From the publisher:The planet Bienvenido is in crisis. It has finally escaped the Void, emerging into regular space. But it’s millions of light-years from Commonwealth assistance, and humans are battling the Fallers for control of their world. This rapacious adversary, evolved to destroy all sentient life, has infiltrated every level of human society – hijacking unwilling bodies so its citizens fear their leaders, friends and family. A mysterious figure known as the Warrior Angel leads a desperate resistance. She’s helped by forbidden Commonwealth technology, which gives her a crucial edge. But the government obstructs the Angel’s efforts at every turn, blinded by prejudice and technophobia. As Fallers also prepare to attack from the skies, she might need to incite rebellion to fight this invasion. But the odds seem impossible. Then astronaut Ry Evine uncovers one last hope. On a mission against the enemy, his spacecraft damages an unidentified vessel. This crash-lands on the planet carrying unexpected cargo: a baby. This extraordinary Commonwealth child possesses knowledge that could save them all. But if the Fallers catch her, the people of Bienvenido will not survive.

==Setting==
The Void, created at the centre of the Milky Way galaxy by an ancient alien race, has a different quantum structure from that of a normal space. The Void reacts to conscious thought, but prevents the use of most electric and electronic devices, although most newly arrived equipment functions initially and only degrades over a period of time. Technology on Bienvenido is generally limited to a 19th-century or early 20th-century level, including steam engines, municipal water supplies and an extensive railway transportation network, but no long-distance communication such as radio or telegraphy. On the other hand, all humans and other sapient beings in the Void possess telekinesis and mental telepathy capabilities, and retain their knowledge of more advanced technology. Biotechnology also largely resists the Void's effects, allowing Nigel Sheldon to bring a team of powerful androids into the Void with him.
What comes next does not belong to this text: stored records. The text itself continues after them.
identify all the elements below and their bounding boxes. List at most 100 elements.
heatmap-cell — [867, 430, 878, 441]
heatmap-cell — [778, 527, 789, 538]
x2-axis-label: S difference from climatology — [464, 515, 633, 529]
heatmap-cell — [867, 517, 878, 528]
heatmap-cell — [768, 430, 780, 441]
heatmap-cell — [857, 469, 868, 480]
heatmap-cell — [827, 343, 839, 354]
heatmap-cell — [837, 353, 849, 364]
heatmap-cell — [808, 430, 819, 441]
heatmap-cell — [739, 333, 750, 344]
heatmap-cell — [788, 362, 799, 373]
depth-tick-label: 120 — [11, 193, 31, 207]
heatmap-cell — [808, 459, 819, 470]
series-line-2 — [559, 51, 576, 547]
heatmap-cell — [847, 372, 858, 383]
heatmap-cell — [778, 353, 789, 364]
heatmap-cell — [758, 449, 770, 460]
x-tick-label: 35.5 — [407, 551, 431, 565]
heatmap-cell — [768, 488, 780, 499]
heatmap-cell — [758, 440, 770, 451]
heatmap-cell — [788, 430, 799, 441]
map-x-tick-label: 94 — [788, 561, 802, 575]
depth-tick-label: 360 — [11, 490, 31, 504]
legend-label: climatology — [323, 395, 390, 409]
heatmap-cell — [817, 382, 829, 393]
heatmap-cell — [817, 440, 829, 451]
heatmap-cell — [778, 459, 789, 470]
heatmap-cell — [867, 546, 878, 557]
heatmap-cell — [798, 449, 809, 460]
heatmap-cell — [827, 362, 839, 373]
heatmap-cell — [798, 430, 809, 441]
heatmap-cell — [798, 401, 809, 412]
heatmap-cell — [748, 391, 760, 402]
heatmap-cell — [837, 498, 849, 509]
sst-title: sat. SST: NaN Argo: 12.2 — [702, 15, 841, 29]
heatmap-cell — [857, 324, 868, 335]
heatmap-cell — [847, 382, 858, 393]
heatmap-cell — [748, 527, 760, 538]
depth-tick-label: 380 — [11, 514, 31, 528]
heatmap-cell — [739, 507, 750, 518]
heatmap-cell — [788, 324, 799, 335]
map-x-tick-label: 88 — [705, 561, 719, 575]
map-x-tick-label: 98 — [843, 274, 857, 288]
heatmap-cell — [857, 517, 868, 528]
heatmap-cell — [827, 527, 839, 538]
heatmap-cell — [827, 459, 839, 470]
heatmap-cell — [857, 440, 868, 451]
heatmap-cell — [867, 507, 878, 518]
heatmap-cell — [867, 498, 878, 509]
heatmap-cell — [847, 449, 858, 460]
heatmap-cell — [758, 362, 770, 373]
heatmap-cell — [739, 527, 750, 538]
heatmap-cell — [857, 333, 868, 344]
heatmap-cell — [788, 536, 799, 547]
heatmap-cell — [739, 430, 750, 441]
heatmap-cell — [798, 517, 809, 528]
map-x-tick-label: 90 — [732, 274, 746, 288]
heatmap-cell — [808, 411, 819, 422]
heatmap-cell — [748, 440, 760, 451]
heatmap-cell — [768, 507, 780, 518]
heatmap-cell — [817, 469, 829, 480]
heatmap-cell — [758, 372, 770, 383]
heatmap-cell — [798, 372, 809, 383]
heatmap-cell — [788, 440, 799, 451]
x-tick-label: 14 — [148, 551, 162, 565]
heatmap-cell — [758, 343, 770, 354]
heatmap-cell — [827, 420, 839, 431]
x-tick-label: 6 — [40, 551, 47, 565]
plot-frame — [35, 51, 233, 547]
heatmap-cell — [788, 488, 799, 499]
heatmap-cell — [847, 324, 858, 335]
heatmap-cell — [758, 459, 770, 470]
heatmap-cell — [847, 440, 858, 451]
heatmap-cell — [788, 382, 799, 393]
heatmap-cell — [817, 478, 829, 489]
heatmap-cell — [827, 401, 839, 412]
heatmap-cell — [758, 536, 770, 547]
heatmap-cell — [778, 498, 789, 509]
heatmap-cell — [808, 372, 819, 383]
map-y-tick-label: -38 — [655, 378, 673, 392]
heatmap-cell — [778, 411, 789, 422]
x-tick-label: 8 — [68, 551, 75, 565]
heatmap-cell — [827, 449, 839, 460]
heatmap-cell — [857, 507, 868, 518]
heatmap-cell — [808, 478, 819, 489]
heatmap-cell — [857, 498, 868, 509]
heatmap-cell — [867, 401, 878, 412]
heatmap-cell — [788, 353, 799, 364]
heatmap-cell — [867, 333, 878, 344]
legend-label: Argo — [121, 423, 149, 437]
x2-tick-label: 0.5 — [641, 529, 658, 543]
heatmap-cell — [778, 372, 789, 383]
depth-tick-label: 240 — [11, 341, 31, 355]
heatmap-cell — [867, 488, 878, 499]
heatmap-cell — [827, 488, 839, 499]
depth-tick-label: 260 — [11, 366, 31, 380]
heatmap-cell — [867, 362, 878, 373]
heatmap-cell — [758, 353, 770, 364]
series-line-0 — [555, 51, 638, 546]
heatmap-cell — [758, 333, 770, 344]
Bienvenido has returned to normal space outside the void. Thought no longer projects power or communication in the physical world and electric and electronic devices function normally. Fearful of losing power, the ruling totalitarian Government wields its ruthless secret police to restrict and control technology to that of 1960s Earth. The author cited a trip to a former Stasi museum in Leipzig, Germany as the inspiration for the post-revolutionary society. Furthermore in the realm where they are found is a solar system containing other planets which the void had banished. Such as a gas Giant Containing the Rael war fleet.